The Court examines whether the "debt" is non-dischargeable under 11 U.S.C. §523(a)(2) (false pretenses, false representation or actual fraud), §523(a)(4) (fraud or defalcation in a fiduciary capacity) or §523(a)(19) (violation of securities law resulting in a judgment, settlement agreement or order). First, Plaintiff failed to state a claim for false pretenses, false representation or fraud under §523(a)(2). The only representation Butler was alleged to have made is that he was developing a long-term investment strategy. On the face of the pleadings, the Court finds this statement was not false or made with reckless disregard for the truth or with the intent to deceive Plaintiff. Next, although the Court finds Butler was a fiduciary under §523(a)(4), the defalcation standard is not met because Butler's investment in publicly traded securities was neither an intentional wrong nor criminally reckless.

Finally, turning to §523(a)(19), the Court finds Plaintiff stated a claim for violation of the state securities laws, but finds the Department's letter requesting that Butler consider a settlement with Plaintiff insufficient to meet the judgment, settlement agreement or order requirement. However, because §523(a)(19) allows for the judgment or order to be entered in a federal or state judicial proceeding, including a bankruptcy proceeding, after the Chapter 7 petition has been filed, the Court denies Butler's motion for judgment on the pleadings, allowing Plaintiff to move forward with her adversary claim. 

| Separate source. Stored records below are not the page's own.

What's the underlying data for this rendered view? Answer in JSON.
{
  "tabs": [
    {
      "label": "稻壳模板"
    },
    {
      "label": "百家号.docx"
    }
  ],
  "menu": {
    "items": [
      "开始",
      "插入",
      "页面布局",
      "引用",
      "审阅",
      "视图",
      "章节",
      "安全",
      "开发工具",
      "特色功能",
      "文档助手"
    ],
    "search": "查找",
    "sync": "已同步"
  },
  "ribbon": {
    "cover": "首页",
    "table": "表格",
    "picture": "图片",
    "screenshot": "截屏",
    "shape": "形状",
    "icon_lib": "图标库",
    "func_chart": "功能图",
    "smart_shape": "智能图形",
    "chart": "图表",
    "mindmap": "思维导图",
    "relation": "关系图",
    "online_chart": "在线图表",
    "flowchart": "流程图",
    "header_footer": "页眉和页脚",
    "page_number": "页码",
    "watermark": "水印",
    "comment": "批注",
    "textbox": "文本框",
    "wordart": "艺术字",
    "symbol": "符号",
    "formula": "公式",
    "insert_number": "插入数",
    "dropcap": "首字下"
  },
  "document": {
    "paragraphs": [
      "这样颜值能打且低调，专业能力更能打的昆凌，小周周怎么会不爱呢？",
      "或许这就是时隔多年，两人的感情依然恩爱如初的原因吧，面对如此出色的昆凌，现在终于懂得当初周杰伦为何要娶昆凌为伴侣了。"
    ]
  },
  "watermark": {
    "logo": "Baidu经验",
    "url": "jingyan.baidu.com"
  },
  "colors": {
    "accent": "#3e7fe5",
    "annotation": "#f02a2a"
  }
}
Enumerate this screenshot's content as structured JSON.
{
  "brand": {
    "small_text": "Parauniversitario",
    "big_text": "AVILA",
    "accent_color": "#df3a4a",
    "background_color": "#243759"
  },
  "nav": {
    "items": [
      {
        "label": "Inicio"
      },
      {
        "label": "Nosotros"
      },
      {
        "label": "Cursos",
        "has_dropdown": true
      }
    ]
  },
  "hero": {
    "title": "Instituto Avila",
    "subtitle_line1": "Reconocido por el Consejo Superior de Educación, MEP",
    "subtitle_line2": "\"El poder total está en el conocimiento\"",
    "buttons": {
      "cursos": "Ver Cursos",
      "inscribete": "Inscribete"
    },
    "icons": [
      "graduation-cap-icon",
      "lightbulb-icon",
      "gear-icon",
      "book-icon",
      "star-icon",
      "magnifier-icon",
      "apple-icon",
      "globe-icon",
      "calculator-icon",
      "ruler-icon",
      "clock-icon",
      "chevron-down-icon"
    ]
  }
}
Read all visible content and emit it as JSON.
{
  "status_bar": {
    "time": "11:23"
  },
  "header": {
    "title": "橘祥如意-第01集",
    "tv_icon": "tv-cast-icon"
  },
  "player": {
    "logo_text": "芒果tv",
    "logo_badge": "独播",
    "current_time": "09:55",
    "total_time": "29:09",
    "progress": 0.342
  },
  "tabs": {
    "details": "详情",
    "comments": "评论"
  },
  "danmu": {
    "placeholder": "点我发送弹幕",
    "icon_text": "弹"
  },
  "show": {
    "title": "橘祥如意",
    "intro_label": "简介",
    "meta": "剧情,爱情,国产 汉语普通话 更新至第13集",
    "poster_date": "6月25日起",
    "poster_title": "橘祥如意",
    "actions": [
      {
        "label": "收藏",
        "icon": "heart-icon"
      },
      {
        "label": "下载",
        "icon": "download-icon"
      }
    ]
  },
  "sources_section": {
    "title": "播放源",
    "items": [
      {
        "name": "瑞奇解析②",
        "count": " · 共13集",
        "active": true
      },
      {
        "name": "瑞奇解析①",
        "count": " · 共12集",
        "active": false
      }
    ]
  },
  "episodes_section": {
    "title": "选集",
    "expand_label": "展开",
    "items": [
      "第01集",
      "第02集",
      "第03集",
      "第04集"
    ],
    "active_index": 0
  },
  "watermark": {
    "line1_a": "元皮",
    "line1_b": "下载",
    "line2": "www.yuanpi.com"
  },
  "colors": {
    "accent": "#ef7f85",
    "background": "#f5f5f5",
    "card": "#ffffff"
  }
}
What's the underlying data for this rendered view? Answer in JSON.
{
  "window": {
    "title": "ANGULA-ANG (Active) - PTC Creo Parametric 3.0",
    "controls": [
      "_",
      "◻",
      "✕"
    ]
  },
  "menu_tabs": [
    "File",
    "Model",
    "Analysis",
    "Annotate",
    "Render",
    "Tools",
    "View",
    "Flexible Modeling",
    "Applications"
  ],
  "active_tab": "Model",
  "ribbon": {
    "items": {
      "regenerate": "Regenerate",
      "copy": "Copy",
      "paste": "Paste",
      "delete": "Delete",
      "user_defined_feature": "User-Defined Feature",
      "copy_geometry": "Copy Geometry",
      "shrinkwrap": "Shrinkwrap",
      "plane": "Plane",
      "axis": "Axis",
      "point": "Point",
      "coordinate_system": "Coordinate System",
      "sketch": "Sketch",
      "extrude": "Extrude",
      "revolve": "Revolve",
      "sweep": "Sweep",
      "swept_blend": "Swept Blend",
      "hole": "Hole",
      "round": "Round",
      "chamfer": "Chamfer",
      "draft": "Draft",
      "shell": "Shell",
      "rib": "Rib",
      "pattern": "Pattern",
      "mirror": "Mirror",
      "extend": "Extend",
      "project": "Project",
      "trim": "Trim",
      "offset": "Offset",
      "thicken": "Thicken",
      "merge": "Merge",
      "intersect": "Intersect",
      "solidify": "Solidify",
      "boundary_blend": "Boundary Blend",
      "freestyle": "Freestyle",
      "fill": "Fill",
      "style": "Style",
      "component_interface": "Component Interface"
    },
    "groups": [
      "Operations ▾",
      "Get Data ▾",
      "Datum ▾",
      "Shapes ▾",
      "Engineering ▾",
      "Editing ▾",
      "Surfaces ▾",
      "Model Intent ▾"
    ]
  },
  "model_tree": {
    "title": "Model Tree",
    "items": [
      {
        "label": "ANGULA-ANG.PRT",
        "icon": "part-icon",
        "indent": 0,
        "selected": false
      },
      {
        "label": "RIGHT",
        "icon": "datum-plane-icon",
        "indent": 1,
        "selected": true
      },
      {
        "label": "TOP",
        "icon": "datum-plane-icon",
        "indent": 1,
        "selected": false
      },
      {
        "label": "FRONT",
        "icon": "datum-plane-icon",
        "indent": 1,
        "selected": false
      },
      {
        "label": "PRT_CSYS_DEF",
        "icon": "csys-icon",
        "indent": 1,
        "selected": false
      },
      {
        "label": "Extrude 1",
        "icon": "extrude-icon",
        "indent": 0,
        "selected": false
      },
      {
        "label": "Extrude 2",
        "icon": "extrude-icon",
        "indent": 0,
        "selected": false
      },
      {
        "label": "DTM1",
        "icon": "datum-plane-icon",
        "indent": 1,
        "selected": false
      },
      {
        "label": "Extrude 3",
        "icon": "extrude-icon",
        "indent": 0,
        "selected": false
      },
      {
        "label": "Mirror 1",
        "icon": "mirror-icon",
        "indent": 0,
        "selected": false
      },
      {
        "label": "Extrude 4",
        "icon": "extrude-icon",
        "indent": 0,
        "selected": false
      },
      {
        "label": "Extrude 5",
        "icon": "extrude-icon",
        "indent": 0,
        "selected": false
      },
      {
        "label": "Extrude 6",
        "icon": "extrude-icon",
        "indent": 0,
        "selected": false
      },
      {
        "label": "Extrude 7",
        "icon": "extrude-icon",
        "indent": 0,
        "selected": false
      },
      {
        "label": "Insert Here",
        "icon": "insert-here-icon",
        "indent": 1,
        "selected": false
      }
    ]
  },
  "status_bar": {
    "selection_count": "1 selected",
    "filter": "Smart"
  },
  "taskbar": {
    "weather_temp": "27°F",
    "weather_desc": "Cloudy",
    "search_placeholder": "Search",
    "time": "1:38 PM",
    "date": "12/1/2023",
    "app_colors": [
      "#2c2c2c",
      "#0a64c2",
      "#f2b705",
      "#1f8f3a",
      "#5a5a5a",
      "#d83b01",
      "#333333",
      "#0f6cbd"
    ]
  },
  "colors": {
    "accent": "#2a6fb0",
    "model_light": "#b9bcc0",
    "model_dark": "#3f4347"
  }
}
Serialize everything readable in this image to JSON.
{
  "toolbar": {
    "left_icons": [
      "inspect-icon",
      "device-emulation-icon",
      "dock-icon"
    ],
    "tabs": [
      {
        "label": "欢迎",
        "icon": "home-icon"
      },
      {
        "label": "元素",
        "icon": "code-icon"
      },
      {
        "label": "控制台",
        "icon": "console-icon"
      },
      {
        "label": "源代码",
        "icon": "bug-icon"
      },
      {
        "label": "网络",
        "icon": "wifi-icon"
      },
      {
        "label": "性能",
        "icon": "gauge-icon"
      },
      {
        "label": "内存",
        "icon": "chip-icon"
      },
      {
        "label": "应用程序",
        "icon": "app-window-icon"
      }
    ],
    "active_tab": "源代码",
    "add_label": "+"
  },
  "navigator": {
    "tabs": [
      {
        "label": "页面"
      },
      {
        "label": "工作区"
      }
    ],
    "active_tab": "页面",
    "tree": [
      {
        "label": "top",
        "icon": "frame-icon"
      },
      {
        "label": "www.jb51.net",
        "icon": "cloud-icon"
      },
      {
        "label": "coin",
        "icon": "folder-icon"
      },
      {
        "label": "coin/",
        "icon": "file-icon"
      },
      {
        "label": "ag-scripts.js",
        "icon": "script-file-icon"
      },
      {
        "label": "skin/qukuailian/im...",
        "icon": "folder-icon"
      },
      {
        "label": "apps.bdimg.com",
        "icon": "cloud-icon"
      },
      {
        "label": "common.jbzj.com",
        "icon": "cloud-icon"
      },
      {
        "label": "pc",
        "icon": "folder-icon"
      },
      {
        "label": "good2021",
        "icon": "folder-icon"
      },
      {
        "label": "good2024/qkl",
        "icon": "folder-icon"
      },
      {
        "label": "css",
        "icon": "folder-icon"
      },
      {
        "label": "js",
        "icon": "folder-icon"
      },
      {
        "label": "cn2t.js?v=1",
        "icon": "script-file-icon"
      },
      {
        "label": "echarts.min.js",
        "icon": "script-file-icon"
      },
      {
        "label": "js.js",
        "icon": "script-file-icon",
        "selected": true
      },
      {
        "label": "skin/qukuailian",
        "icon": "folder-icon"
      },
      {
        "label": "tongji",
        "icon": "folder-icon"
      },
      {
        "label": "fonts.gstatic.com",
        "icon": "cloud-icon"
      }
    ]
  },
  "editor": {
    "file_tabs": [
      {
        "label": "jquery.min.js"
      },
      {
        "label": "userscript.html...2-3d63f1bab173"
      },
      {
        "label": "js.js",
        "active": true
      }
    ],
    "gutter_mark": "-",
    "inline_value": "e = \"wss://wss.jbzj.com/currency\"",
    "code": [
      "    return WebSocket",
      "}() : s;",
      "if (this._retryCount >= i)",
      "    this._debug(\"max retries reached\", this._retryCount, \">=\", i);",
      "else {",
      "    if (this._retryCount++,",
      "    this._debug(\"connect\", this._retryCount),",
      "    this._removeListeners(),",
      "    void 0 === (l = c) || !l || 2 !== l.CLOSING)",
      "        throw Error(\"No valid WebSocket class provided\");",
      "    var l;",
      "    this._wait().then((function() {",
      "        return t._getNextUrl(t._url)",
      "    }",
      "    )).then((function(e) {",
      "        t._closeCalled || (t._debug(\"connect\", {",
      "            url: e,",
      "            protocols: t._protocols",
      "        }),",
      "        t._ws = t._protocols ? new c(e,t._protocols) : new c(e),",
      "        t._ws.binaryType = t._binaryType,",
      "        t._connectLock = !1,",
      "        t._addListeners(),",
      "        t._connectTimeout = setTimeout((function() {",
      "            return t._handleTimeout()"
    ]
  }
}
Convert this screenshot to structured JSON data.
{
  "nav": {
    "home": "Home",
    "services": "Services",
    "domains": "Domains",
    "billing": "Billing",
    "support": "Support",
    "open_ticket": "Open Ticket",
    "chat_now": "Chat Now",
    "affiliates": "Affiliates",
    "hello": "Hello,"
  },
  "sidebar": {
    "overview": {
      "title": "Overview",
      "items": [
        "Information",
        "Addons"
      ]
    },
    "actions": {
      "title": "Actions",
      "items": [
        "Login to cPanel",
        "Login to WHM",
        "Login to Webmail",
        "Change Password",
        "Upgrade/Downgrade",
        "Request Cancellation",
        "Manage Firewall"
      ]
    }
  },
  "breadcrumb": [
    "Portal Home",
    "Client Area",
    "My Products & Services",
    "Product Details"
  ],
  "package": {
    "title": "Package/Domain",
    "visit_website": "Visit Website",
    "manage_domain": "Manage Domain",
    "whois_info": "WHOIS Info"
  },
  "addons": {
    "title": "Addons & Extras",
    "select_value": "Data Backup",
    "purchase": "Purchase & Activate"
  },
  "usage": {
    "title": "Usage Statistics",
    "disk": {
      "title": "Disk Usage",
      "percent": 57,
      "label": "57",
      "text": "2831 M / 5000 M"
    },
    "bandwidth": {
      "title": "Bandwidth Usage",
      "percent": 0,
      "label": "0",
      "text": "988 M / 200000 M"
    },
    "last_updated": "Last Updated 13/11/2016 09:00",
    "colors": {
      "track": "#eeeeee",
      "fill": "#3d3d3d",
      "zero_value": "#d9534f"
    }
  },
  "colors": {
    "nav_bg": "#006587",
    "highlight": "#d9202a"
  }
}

Before getting to the merits of Butler's motion, which requires it to accept as true all well-pleaded allegations in Plaintiff's "pleadings," the Court questions whether it should consider the allegations in Plaintiff's FINRA Statement of Claim, which she attached to her complaint. The Court says it is a "debatable" issue, but because Butler addressed the FINRA claims in his pleadings, the Court "assumes" the allegations were appropriately incorporated into the Complaint.